The Fifth Meeting of the Society for the Study of Economic Inequality (ECINEQ) will be held at the University of Bari (Italy) from July 22 to July 24, 2013.
The ECINEQ conference provides a forum for a rigorous analysis of inequality, welfare and redistribution issues, both at the theoretical and at the empirical level, as well as for a discussion of the policy implications of the research findings in this field.
ECINEQ aims at achieving high scholarly standards in both the selection of topics and their debates, whether they concern theoretical issues, empirical analyses or the implementation of policies.
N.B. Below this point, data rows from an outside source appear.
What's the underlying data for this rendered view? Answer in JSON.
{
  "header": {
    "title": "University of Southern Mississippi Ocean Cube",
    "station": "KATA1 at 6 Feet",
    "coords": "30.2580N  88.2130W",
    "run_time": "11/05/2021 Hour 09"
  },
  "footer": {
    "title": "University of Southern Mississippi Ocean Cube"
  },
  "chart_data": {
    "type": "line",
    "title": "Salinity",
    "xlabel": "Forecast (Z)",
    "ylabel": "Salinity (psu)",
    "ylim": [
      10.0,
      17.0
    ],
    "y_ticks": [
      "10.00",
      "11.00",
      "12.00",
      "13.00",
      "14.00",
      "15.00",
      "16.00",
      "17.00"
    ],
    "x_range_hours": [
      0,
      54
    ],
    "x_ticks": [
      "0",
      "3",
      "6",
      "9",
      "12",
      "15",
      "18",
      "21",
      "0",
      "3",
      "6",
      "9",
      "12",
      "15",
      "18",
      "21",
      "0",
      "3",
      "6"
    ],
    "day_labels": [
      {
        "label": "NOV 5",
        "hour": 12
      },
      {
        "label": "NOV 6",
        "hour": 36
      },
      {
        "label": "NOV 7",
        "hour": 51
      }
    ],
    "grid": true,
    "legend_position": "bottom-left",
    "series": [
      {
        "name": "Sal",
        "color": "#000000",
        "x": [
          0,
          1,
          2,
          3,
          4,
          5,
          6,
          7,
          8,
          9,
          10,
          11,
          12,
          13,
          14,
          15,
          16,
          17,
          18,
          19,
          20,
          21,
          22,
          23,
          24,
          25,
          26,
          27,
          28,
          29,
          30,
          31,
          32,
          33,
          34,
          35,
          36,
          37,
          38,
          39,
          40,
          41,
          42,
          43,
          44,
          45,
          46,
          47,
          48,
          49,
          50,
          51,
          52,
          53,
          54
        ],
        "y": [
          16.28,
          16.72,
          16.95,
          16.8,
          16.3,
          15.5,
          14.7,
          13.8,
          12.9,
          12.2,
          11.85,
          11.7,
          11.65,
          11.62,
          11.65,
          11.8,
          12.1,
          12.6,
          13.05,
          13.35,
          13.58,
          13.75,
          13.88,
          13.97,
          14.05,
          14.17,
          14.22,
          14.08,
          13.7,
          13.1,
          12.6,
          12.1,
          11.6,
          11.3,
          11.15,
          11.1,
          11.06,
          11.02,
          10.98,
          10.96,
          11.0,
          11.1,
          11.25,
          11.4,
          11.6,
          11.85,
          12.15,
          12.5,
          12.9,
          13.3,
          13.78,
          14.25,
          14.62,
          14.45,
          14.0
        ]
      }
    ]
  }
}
Oleg I. Kitov, Ivan O. Kitov
We model the evolution of age-dependent personal money income distribution and income inequality as expressed by the Gini ratio. In our framework, inequality is an emergent property of a theoretical model we develop for the dynamics of the individual income growth with age. The model relates the evolution of personal income to the individual’s capability to earn money, the size of her work instrument, her work experience and aggregate output growth. Our model is calibrated to the single-year population cohorts as well as the personal incomes data in 10-and 5- year age bins provided by the Census Bureau. We predict the dynamics of personal incomes for every single person in the working-age population in the USA between 1930 and 2011. The model output is then aggregated to construct annual age-dependent and overall personal income distributions (PID) and to compute the Gini ratios. The latter are predicted very accurately - up to 3 decimal places. We show that Gini for people with income is approximately constant since 1930, which is confirmed empirically. Because of the increasing proportion of people with income between 1947 and 1999, the overall Gini reveals a tendency to decline slightly with time. The age-dependent Gini ratios have different trends. For example, the group between 55 and 64 years of age does not demonstrate any decline in the Gini ratio since 2000. In the youngest age group (from 15 to 24 years), however, the level of income inequality increases with time. We also find that in the latter cohort the average income decreases relatively to the age group with the highest mean income. Consequently, each year it is becoming progressively harder for young people to earn a proportional share of the overall income.